Aux facteurs de vulnérabilité s'ajoute la difficulté de tenir, dans un contexte de crise sociale aiguë et avec des effectifs réduits, un territoire immense. Ici et là, les "feux mal éteints" de la guerre d'indépendance se rallument dans les communautés rurales qui soulèvent des contentieux anciens, invoquent la "dette de sang" et apportent, dans les campagnes, leur soutien aux islamistes. Parler, à ce sujet, de retour des harkis, c'est caricaturer au-delà de toute mesure la réalité sociale.
L'affrontement entre l'armée et les islamistes contient tous les ingrédients qui enferment un État dans une guerre sale : raids meurtriers et ponctuels de la marine et de l'aviation, utilisation du napalm, raids punitifs, tortures, action psychologique, engrenage sans fin du sang et des larmes. L'information, dans la presse dite "indépendante", est tronquée. L'espace de la liberté de la presse se restreint, sous l'effet des mises en garde du pouvoir. Les hebdomadaires la Nation et El Hadeth ont cessé de paraître. Partout, on se résigne à la guerre civile, chacun semblant se dire : "Quitte à risquer sa vie, mieux vaut la risquer en étant armé." La peur et la haine font basculer lentement des zones entières dans la dissidence à l'égard de l'État et dans le chaos.

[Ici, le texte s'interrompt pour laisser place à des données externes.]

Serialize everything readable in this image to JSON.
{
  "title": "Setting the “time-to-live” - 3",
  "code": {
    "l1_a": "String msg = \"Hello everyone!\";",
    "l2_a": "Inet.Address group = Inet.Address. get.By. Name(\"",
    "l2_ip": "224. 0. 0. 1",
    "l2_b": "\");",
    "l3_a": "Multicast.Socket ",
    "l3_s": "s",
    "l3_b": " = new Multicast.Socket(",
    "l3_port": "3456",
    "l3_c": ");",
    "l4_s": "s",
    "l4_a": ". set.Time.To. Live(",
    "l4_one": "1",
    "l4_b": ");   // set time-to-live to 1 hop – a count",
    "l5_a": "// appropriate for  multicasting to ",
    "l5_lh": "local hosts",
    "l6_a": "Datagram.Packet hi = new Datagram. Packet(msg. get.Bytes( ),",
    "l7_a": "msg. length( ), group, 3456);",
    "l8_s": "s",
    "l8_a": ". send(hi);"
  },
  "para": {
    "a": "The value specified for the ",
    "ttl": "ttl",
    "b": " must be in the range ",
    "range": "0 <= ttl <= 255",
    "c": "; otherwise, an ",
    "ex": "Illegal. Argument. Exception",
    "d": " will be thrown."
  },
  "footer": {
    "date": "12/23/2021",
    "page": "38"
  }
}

L'Algérie est face à un destin auquel elle ne s'attendait pas, même si, après coup, on peut voir les raisons d'un malheur qui a ses racines dans une longue histoire. Quel avenir est ouvert ? Celui de la guerre civile ? Celui du démembrement entre féodalités ?
La situation est celle d'une tragédie, un dilemme apparemment sans dépassement. C'est que l'espace politique s'est refermé sur une alternative biaisée qui oppose deux adversaires particuliers dont aucun n'a de légitimité réelle ni n'est porteur d'une quelconque universalité. Du côté du pouvoir ­ dont la responsabilité, puisqu'il est le pouvoir depuis des décennies, est dominante, il n'y a eu que simulacre de démocratisation, puis simulacre de dialogue et, aujourd'hui, simulacre de la recherche d'un consensus entendu, au mieux, comme un partage à deux du butin. Or il n'est pas de solution qui puisse faire l'épargne d'une remise en cause radicale de la société politique. Faute de quoi, un groupe chassant l'autre, le déchirement et les causes de la décomposition se perpétueront.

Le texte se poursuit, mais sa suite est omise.